Y, sin embargo, la muerte cancerosa más dolorosa que podemos traernos a nosotros mismos podría ser solo un símbolo de nuestro pesar y sufrimiento eternos.

En el otro extremo de nuestras posibilidades, tenemos una oportunidad emocionante de desarrollar nuestros instintos de vida. Vivimos en la mejor época, con las condiciones más favorables que el mundo ha conocido. El camino a la exaltación ha sido perfectamente trazado e iluminado, y nadie necesita apartarse del camino recto y estrecho, excepto por su propia elección. En una revelación, el Señor dijo:

«Y todos los santos que se acuerden de guardar y hacer estas cosas, rindiendo obediencia a los mandamientos, recibirán salud en el ombligo y médula en los huesos;

«Y hallarán sabiduría y grandes tesoros de conocimiento, sí, tesoros escondidos;

«Y correrán sin fatigarse, y andarán sin desmayar.

«Y yo, el Señor, les prometo que el ángel destructor pasará de ellos, como de los hijos de Israel, y no los matará. Amén.» (Doctrina y Convenio 89:18-21)

El cuerpo es el templo del espíritu, y ambos interactúan mutuamente. John Locke dijo: «Una mente sana en un cuerpo sano es una breve pero completa descripción de un estado feliz en este mundo». Cuando la mente y el cuerpo funcionan correctamente y los tejidos ansían actividad, surge la alegría y el entusiasmo por la vida. Para mantener la salud y la fuerza del cuerpo, debemos trabajar. Del mismo modo, un espíritu sano debe ocuparse constantemente en hacer el bien. El letargo es parte del instinto de muerte, mientras que el celo justo fortalece el instinto de vida. Probablemente, la idea más grandiosa en el universo es la promesa de Dios para nosotros: «…yo he venido para que tengan vida, y para que la tengan en abundancia» (Juan 10:10). Nuestras vidas fracasan en la medida en que permitimos que nuestros instintos de vida pierdan su impulso al tolerar esos pequeños males que provocan nuestra adicción al pecado.

Se cuenta la historia de un explorador que recorrió el Ártico en invierno. Estaba cansado y con frío, y decidió sentarse a descansar. Al cabo de unos minutos, comenzó a sentirse mejor; el cansancio y el frío parecían desvanecerse. Como tenía algo de sueño, pensó que una siesta de quince minutos le ayudaría. Entonces, de repente, se dio cuenta de que estaba muriendo de frío. Desesperado, se levantó y corrió con todas sus fuerzas. Corría por su vida, y pronto la sangre circulaba rápidamente por sus venas, produciendo el calor natural que lo salvó de la muerte.

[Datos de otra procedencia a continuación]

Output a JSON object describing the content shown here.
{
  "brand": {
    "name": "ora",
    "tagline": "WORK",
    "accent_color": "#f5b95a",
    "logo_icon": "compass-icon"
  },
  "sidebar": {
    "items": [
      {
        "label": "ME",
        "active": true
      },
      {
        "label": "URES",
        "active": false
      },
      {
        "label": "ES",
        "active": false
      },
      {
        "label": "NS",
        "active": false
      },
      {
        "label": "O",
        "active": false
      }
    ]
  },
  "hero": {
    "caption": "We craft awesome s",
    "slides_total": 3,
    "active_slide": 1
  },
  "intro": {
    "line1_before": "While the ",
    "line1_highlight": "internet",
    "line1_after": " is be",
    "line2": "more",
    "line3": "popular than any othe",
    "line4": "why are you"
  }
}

A través de nuestro mundo de opuestos, también nosotros estamos corriendo por nuestras vidas. Jesús indicó la intensidad de nuestro esfuerzo cuando dijo: «Oh vosotros que os embarcáis en el servicio de Dios, mirad que le sirváis con todo vuestro corazón, alma, mente y fuerza, para que aparezcáis sin culpa ante Dios en el último día» (Doctrina y Convenios 4:2).

Que Dios nos ayude a mantener nuestras vidas en su máximo esplendor, lo que significa que las tengamos en abundancia (Juan 10:10). Esto lo pido en el nombre de Jesucristo. Amén.